GroupOn: a license to print money - emanuer
http://www.technologyreview.com/web/37985/
http://www.tnl.net/blog/2011/07/24/how-much-is-a-user-worth/
======
emanuer
I submitted the article and must add that the data in it is rather
unbelievable.

A different article has GroupOn's Average Revenue per User at 8.6 USD
<http://www.tnl.net/blog/2011/07/24/how-much-is-a-user-worth/>.
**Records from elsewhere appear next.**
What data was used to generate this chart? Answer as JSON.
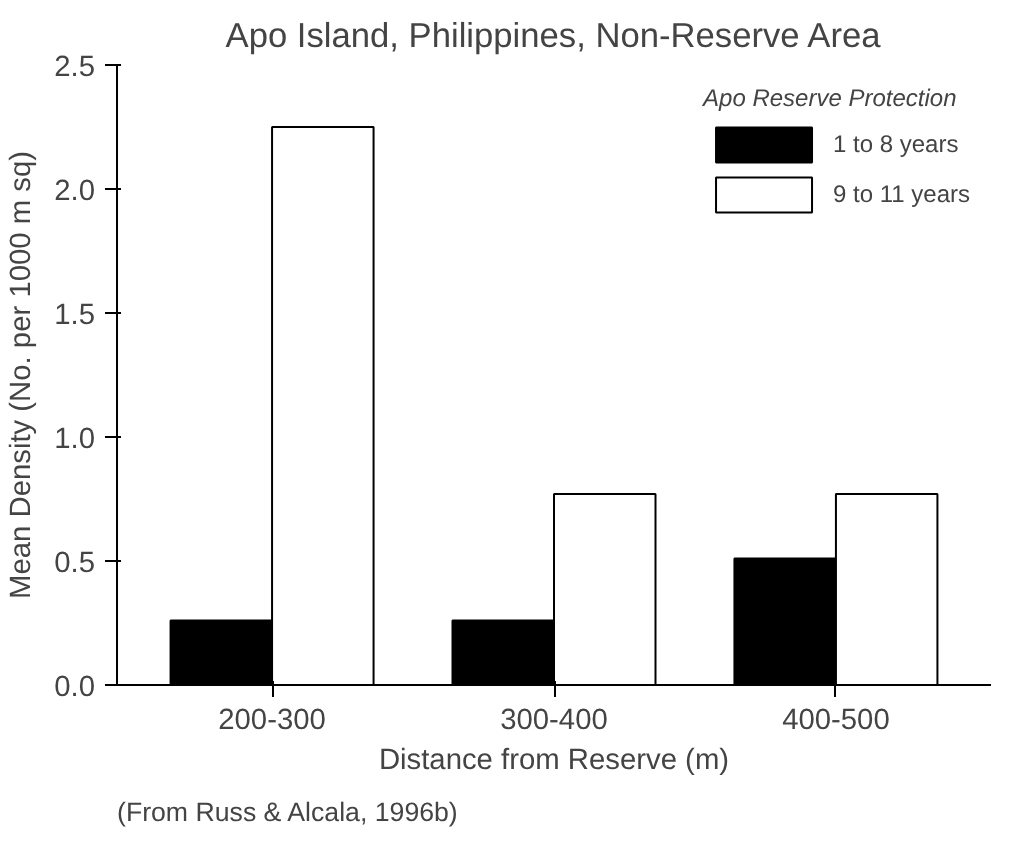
{
  "chart_data": {
    "type": "bar",
    "title": "Apo Island, Philippines, Non-Reserve Area",
    "xlabel": "Distance from Reserve (m)",
    "ylabel": "Mean Density (No. per 1000 m sq)",
    "legend_title": "Apo Reserve Protection",
    "categories": [
      "200-300",
      "300-400",
      "400-500"
    ],
    "series": [
      {
        "name": "1 to 8 years",
        "color": "#000000",
        "values": [
          0.26,
          0.26,
          0.51
        ]
      },
      {
        "name": "9 to 11 years",
        "color": "#ffffff",
        "values": [
          2.25,
          0.77,
          0.77
        ]
      }
    ],
    "ylim": [
      0,
      2.5
    ],
    "yticks": [
      {
        "value": 0,
        "label": "0.0"
      },
      0.5,
      {
        "value": 1,
        "label": "1.0"
      },
      1.5,
      {
        "value": 2,
        "label": "2.0"
      },
      2.5
    ],
    "grid": false,
    "legend": "top right",
    "annotations": [
      "(From Russ & Alcala, 1996b)"
    ]
  }
}
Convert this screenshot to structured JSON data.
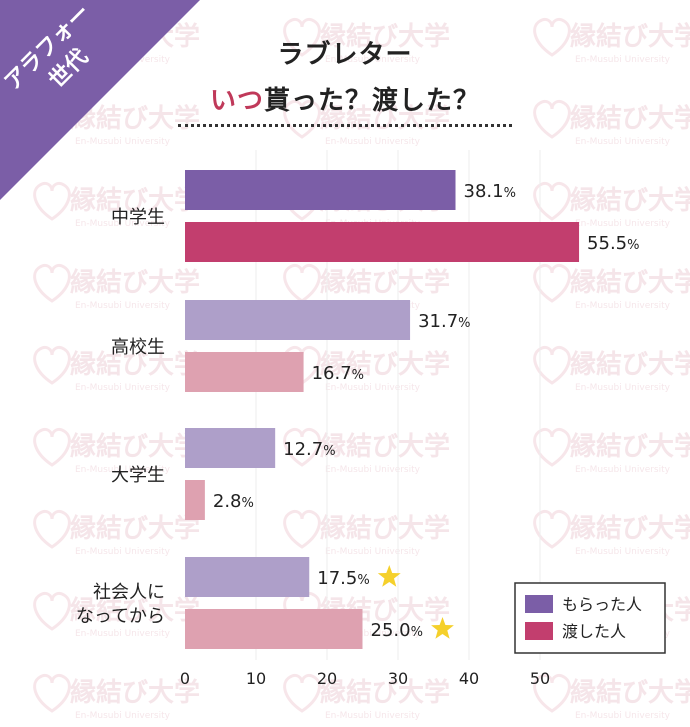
{
  "badge": {
    "line1": "アラフォー",
    "line2": "世代"
  },
  "title": {
    "line1": "ラブレター",
    "line2_highlight": "いつ",
    "line2_rest": "貰った？渡した？"
  },
  "watermark": {
    "main": "縁結び大学",
    "sub": "En-Musubi University"
  },
  "colors": {
    "badge": "#7b5ea7",
    "title_highlight": "#c0395a",
    "received_strong": "#7b5ea7",
    "given_strong": "#c23e6e",
    "received_light": "#ae9fc9",
    "given_light": "#dea1b0",
    "star": "#f5d02b"
  },
  "chart_data": {
    "type": "bar",
    "orientation": "horizontal",
    "categories": [
      "中学生",
      "高校生",
      "大学生",
      "社会人に\nなってから"
    ],
    "series": [
      {
        "name": "もらった人",
        "values": [
          38.1,
          31.7,
          12.7,
          17.5
        ]
      },
      {
        "name": "渡した人",
        "values": [
          55.5,
          16.7,
          2.8,
          25.0
        ]
      }
    ],
    "value_labels": [
      [
        "38.1%",
        "31.7%",
        "12.7%",
        "17.5%"
      ],
      [
        "55.5%",
        "16.7%",
        "2.8%",
        "25.0%"
      ]
    ],
    "highlight_star": [
      [
        false,
        false,
        false,
        true
      ],
      [
        false,
        false,
        false,
        true
      ]
    ],
    "xlim": [
      0,
      55
    ],
    "xticks": [
      0,
      10,
      20,
      30,
      40,
      50
    ],
    "legend_position": "bottom-right",
    "grid": true
  }
}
One more article has the average revenue/subscriber at 9$
[http://www.dmnews.com/groupons-q2-revenue-rises-but-net-
inco...](http://www.dmnews.com/groupons-q2-revenue-rises-but-net-income-free-
falls/article/209385/)

This is still 4 times more than LinkedIn's average Revenue per User. Where as
Linked in has a valuation 47 times the Revenue/User, GroupOn has "only" a
valuation of 31 times the Revenue/User.

Assuming the data is correct, I really don't understand the "GroupOn bashing"
in Hacker News comments. All of the last articles about GroupOn I read where
predicting that this Ponzi-scheme has no future.

Is there some fundamental metrics I am missing? Or is GroupOn really a very
profitable business once they get the expenses under control?

------
veyron
There is a claim of ~$80 per "Active User", but what is an active user? The
article conveniently ignores those figures.